Status Yellow wind warning in place and heavy rain expected tonight across the country

Status Yellow wind warning in place and heavy rain expected tonight across the country

A Status Yellow wind warning has been issued with gusts of between 100-110km/h expected.

Heavy rain will move across the country tonight accompanied by the strong winds.

Weather warnings have been issued for the west with 20-35mm of additional rainfall expected in Connacht, Donegal, Clare and Kerry.

In a statement, the ESB said: "The heavy rain last weekend has increased water inflows significantly into the Lee Dam reservoirs at Inniscarra and Carrigadrohid.

"On Monday, ESB increased its discharge from 150 to 180 cumecs (cubic metres per second) from Inniscarra Dam.

"We expect to continue to spill at Inniscarra Dam over the coming week to draw down reservoir levels.

"There may be associated flooding of roads, land and property adjacent to the banks of the River Lee downstream of Inniscarra.

"We continue to closely monitor the situation and are in communication with the local authorities and response agencies in accordance with our normal operating procedures," the ESB added.

Members of the Defence Forces have been deployed in Clare, Limerick, Galway and Westmeath to help local authorities with flood defence for the full story click here

The National Emergency Coordination Centre have said there is a 'high risk' of flooding from Limerick City to Athlone.

More than 2,000 sandbags have been distributed by Limerick City and County Council to areas at most risk in the Shannon catchment including: Castleconnel, Montpelier and the Mountshannon Road in Lisnagry. The Shannon flood risk is the worst in 20 years.

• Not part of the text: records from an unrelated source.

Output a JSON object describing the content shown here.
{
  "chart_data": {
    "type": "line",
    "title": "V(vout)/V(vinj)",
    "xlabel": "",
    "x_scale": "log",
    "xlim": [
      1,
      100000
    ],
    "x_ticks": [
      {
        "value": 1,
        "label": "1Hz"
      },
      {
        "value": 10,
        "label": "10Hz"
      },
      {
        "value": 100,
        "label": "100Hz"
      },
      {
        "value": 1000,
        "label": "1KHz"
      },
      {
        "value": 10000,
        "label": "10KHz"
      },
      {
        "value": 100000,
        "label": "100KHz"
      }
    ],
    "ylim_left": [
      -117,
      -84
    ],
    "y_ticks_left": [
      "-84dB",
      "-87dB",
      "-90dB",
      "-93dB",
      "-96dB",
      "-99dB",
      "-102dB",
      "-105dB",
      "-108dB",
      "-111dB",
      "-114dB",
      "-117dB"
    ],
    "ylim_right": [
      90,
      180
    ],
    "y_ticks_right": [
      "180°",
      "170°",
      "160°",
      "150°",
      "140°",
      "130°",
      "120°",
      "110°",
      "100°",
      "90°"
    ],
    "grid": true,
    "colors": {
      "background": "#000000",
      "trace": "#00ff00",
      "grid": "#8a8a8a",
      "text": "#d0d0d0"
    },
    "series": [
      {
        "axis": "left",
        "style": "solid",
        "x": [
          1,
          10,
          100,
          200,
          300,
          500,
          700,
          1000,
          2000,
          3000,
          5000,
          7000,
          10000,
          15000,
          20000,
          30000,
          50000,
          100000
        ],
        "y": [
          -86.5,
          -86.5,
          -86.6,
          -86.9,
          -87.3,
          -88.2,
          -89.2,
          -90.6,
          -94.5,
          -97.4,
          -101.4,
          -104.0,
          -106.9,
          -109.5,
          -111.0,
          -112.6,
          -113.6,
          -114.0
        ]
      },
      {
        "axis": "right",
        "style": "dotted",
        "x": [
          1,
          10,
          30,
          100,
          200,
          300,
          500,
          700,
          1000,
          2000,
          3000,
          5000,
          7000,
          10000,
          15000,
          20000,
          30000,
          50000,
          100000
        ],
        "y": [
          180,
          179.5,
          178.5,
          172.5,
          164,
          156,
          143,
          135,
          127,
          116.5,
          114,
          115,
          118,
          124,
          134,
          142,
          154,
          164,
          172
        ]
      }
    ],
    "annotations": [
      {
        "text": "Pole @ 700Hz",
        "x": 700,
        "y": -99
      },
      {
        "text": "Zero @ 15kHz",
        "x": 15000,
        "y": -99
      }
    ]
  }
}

Three areas along the river considered at high risk of further flooding will also have emergency drinking water points set up by the Red Cross: Athlone, Portumna and the Montpelier. Sean Hogan, chair of the National Coordination Group which works with the relevant authorities during adverse weather, said Shannon-side residents should be on alert.

"It's filling and continuing to rise and may not peak until later in the week, so obviously people in that area who are in vulnerable areas by the Shannon still remain at risk of flooding," he said. "The message is to keep in touch."

Last night, seven pumps were in operation pumping water between the villages of Castleconnell and Montpelier. A flood boom, which is a large inflatable wall, was also being used in Castleconnell to channel the water away from the village.

The ESB yesterday increased the release rate of water from Parteen weir to 375,000 litres a second, with a further increase rate expected on Wednesday.

The normal rate of water released from Parteen weir at this time of year is 40,000 litres per second.

The ESB warned water levels along the River Shannon continued to rise last night with the flooding of roads, land and property in the vicinity, downstream of Parteen Weir, "highly likely" A spokesman for Limerick city and county council said road closures are likely to be put in place this morning.

"The likelihood is that the rate will increase tomorrow (Wednesday) when it could exceed 400,000 litres per second.

This is not a very common occurrence; it would have exceeded that in 2009. It happens once every couple of years," explained Vincent Murray, Senior Engineer, Limerick City and County Council.

"The rain that fell in Leitrim and up that end of the country is only coming down to us now so we are getting the brunt of that here and it is raining on top of that.

The next two to three days is therefore crucial as this water will spill into the Shannon, come down Lough Derg over Parteen Weir and into Limerick," he added.

Clare County Council is also anticipating further flooding of land, roads and potentially property along the banks of the Lower River Shannon in the Springfield area of Clonlara in southeast Clare.

Iarnród Éireann warned customers the Carrick-on-Shannon to Longford section of the Sligo to Dublin-Connolly line will remain closed due to flooding until this weekend. Flood levels are currently one foot above the rail head on the line with further heavy rainfall expected.

The IFA also warned thousands of acres of farmland are under flood waters in Galway, Mayo, Sligo, Donegal, Leitrim, Roscommon, Clare, Limerick, Cork and Kerry. Met Eireann's Evelyn Cusack said strong winds and rain will come from the Atlantic, so the west form Kerry to Donegal will be worst hit.